UDP is not a panacea. It should be noted that using UDP requires a function embedded in TCP: using UDP, We must contact the same server through manual management to relay the timer, but we don't need to spend the same time. We have to manually manage the timer to connect to the same server, but we don't need to pay the same attention to the timer provided by TCP. This is a penalty for UDP's many advantages at a very low price.

? Without TCP, we may still use tin tank communication with metal wires. However, UDP is a better choice for this special protocol.

2.5 relay prompt

If the RADIUS server and the secondary RADIUS server have a shared key, it is feasible to use the same ID and request authentication code when forwarding data packets to the standby server, because the attribute content has not changed.

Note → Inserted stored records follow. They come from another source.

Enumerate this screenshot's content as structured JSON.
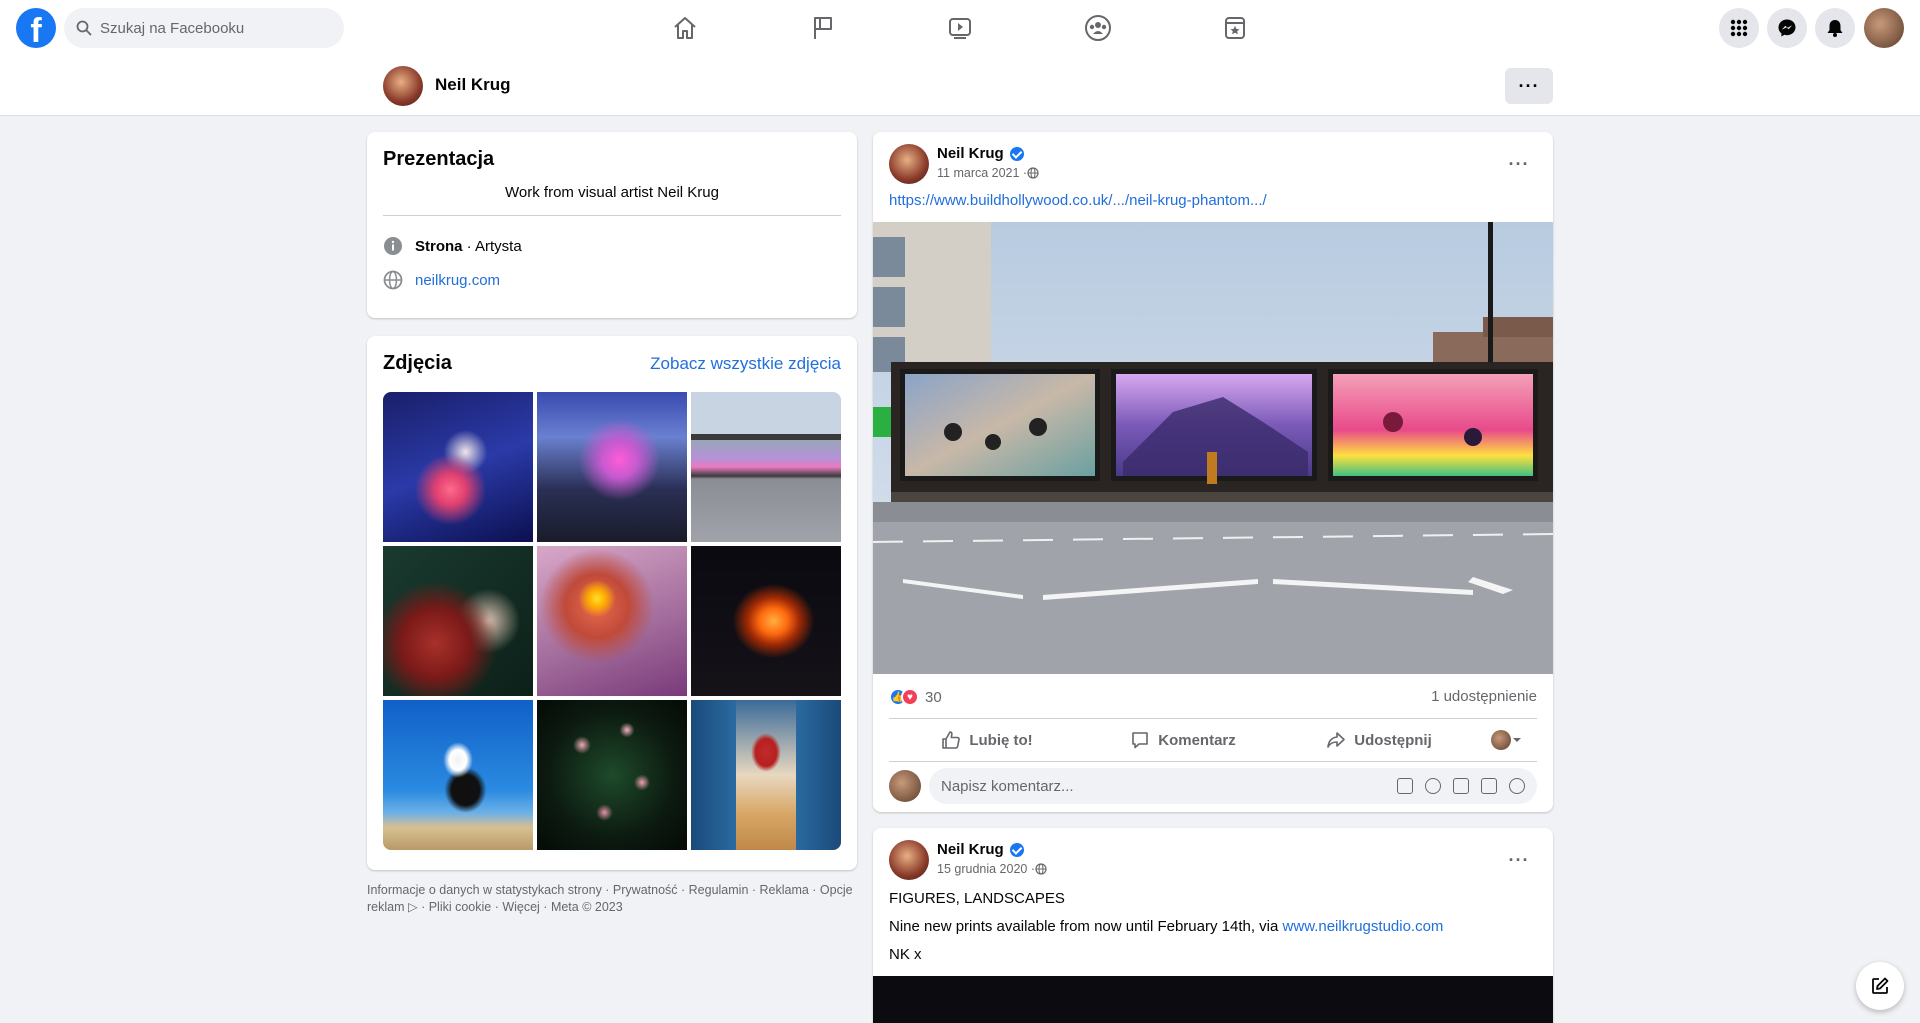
{
  "search": {
    "placeholder": "Szukaj na Facebooku"
  },
  "page": {
    "name": "Neil Krug",
    "more": "···"
  },
  "intro": {
    "title": "Prezentacja",
    "bio": "Work from visual artist Neil Krug",
    "category_strong": "Strona",
    "category_rest": " · Artysta",
    "website": "neilkrug.com"
  },
  "photos": {
    "title": "Zdjęcia",
    "see_all": "Zobacz wszystkie zdjęcia"
  },
  "footer": {
    "line1": "Informacje o danych w statystykach strony · Prywatność · Regulamin · Reklama · Opcje",
    "line2": "reklam ▷ · Pliki cookie · Więcej · Meta © 2023"
  },
  "post1": {
    "author": "Neil Krug",
    "date": "11 marca 2021 · ",
    "link": "https://www.buildhollywood.co.uk/.../neil-krug-phantom.../",
    "reaction_count": "30",
    "shares": "1 udostępnienie",
    "like": "Lubię to!",
    "comment": "Komentarz",
    "share": "Udostępnij",
    "comment_placeholder": "Napisz komentarz..."
  },
  "post2": {
    "author": "Neil Krug",
    "date": "15 grudnia 2020 · ",
    "line1": "FIGURES, LANDSCAPES",
    "line2_prefix": "Nine new prints available from now until February 14th, via ",
    "line2_link": "www.neilkrugstudio.com",
    "line3": "NK x"
  },
  "colors": {
    "brand": "#1877f2",
    "link": "#216fdb",
    "background": "#f0f2f5"
  },
  "icons": [
    "facebook-logo",
    "search-icon",
    "home-icon",
    "flag-icon",
    "video-icon",
    "groups-icon",
    "gaming-icon",
    "menu-grid-icon",
    "messenger-icon",
    "notifications-icon",
    "info-icon",
    "globe-icon",
    "like-icon",
    "comment-icon",
    "share-icon",
    "compose-icon"
  ]
}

It is also possible to transmit a new request authentication code to the backup server.

If you change the content (or other attributes) of the user's password, you need a new request authentication code and a new ID.

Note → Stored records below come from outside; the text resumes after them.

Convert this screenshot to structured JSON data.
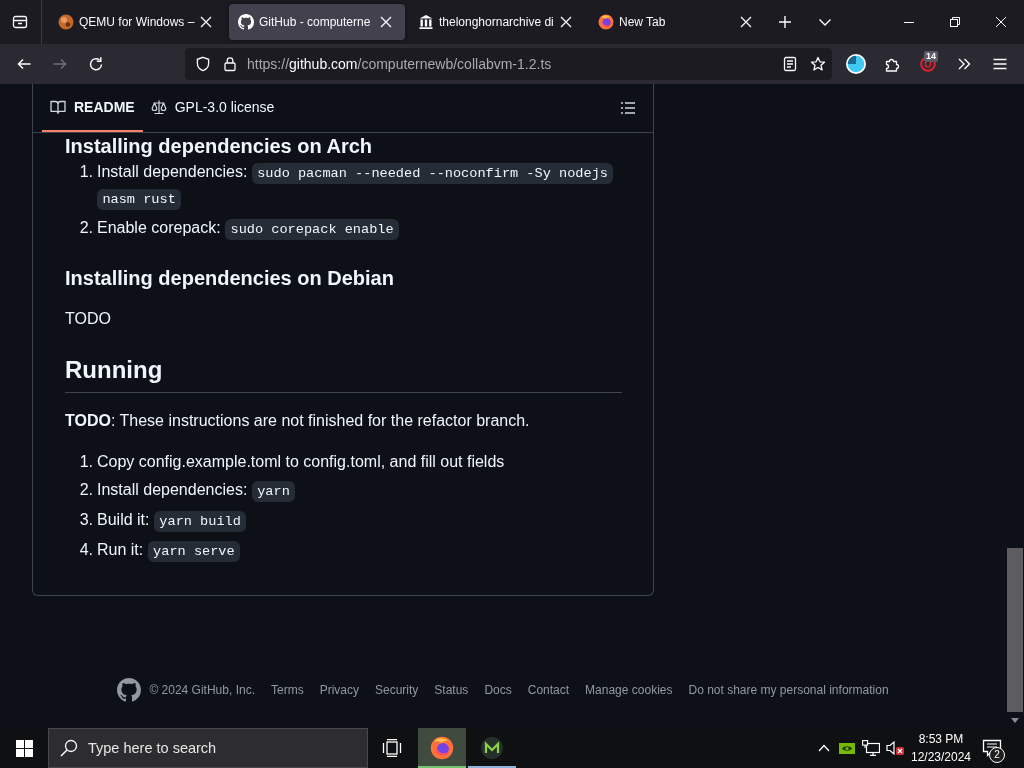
{
  "browser": {
    "tabs": [
      {
        "title": "QEMU for Windows –",
        "selected": false
      },
      {
        "title": "GitHub - computerne",
        "selected": true
      },
      {
        "title": "thelonghornarchive di",
        "selected": false
      },
      {
        "title": "New Tab",
        "selected": false
      }
    ],
    "navigation": {
      "back_disabled": false,
      "forward_disabled": true
    },
    "address": {
      "scheme": "https://",
      "domain": "github.com",
      "path": "/computernewb/collabvm-1.2.ts"
    },
    "extension_badge": "14"
  },
  "readme": {
    "tabs": [
      {
        "label": "README",
        "selected": true
      },
      {
        "label": "GPL-3.0 license",
        "selected": false
      }
    ],
    "blocks": [
      {
        "kind": "top_heading",
        "text": "Installing dependencies on Arch"
      },
      {
        "kind": "list",
        "items": [
          {
            "number": "1.",
            "parts": [
              {
                "kind": "text",
                "text": "Install dependencies:"
              },
              {
                "kind": "code",
                "text": "sudo pacman --needed --noconfirm -Sy nodejs"
              },
              {
                "kind": "code",
                "text": "nasm rust"
              }
            ]
          },
          {
            "number": "2.",
            "parts": [
              {
                "kind": "text",
                "text": "Enable corepack:"
              },
              {
                "kind": "code",
                "text": "sudo corepack enable"
              }
            ]
          }
        ]
      },
      {
        "kind": "h3",
        "text": "Installing dependencies on Debian"
      },
      {
        "kind": "p",
        "text": "TODO"
      },
      {
        "kind": "h2",
        "text": "Running"
      },
      {
        "kind": "p",
        "text": "**TODO**: These instructions are not finished for the refactor branch."
      },
      {
        "kind": "list",
        "items": [
          {
            "number": "1.",
            "parts": [
              {
                "kind": "text",
                "text": "Copy config.example.toml to config.toml, and fill out fields"
              }
            ]
          },
          {
            "number": "2.",
            "parts": [
              {
                "kind": "text",
                "text": "Install dependencies:"
              },
              {
                "kind": "code",
                "text": "yarn"
              }
            ]
          },
          {
            "number": "3.",
            "parts": [
              {
                "kind": "text",
                "text": "Build it:"
              },
              {
                "kind": "code",
                "text": "yarn build"
              }
            ]
          },
          {
            "number": "4.",
            "parts": [
              {
                "kind": "text",
                "text": "Run it:"
              },
              {
                "kind": "code",
                "text": "yarn serve"
              }
            ]
          }
        ]
      }
    ]
  },
  "footer": {
    "copyright": "© 2024 GitHub, Inc.",
    "links": [
      "Terms",
      "Privacy",
      "Security",
      "Status",
      "Docs",
      "Contact",
      "Manage cookies",
      "Do not share my personal information"
    ]
  },
  "taskbar": {
    "search": {
      "placeholder": "Type here to search"
    },
    "apps": [
      {
        "selected": true
      },
      {
        "selected": false
      }
    ],
    "tray": {
      "volume_muted": true
    },
    "clock": {
      "time": "8:53 PM",
      "date": "12/23/2024"
    },
    "notification_count": "2"
  }
}
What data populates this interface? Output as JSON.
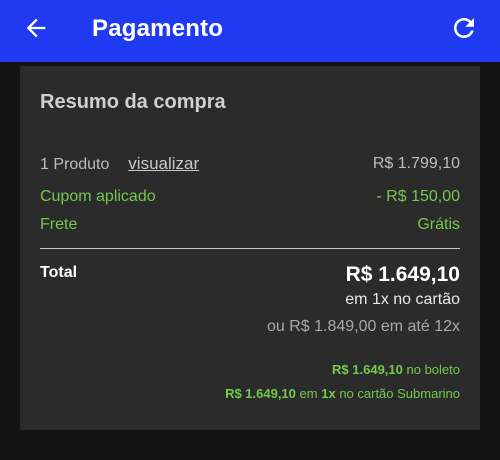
{
  "header": {
    "title": "Pagamento",
    "back_icon": "arrow-left-icon",
    "refresh_icon": "refresh-icon",
    "background_color": "#1f3af0"
  },
  "summary": {
    "title": "Resumo da compra",
    "products_label": "1 Produto",
    "view_link": "visualizar",
    "products_value": "R$ 1.799,10",
    "coupon_label": "Cupom aplicado",
    "coupon_value": "- R$ 150,00",
    "shipping_label": "Frete",
    "shipping_value": "Grátis",
    "total_label": "Total",
    "total_value": "R$ 1.649,10",
    "total_payment": "em 1x no cartão",
    "installments": "ou R$ 1.849,00 em até 12x",
    "boleto_price": "R$ 1.649,10",
    "boleto_text": "no boleto",
    "card_price": "R$ 1.649,10",
    "card_em": "em",
    "card_times": "1x",
    "card_text": "no cartão Submarino",
    "accent_green": "#74c94a"
  }
}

If NAS transmits a RADIUS request to a server that is identical to the previous server, and the attribute content does not change, you must use the same request authentication code, ID, and source port number. If the attribute is modified, you must use the new request authentication code and ID.

NAS can use the same ID in all servers or use a separate ID for each server, which is determined by the user's requirements. If a NAS requires more than 256 IDs for an additional request, it can use an additional source port number to transmit these requests and track each source port ID. In this way, the maximum number of additional requests to a server at a certain time point is approximately 16,000,000.

2.6 damage to remain active

Some applications have used the transfer test RADIUS request to the server to check whether the server is activated. This method is not possible because it increases additional load and damages measurability because it does not provide any additional useful information. Because a RADIUS request is contained in a separate packet, you may be able to transmit a RADIUS request during the ping period, A radius response is returned, indicating that the RADIUS server is active. If you do not have a radius request to be transmitted, you do not have to worry about whether the server is active because you have not used it.

If you want to monitor your radius server, you can use the Simple Network Management Protocol (SNMP), which is the accusation of SNMP.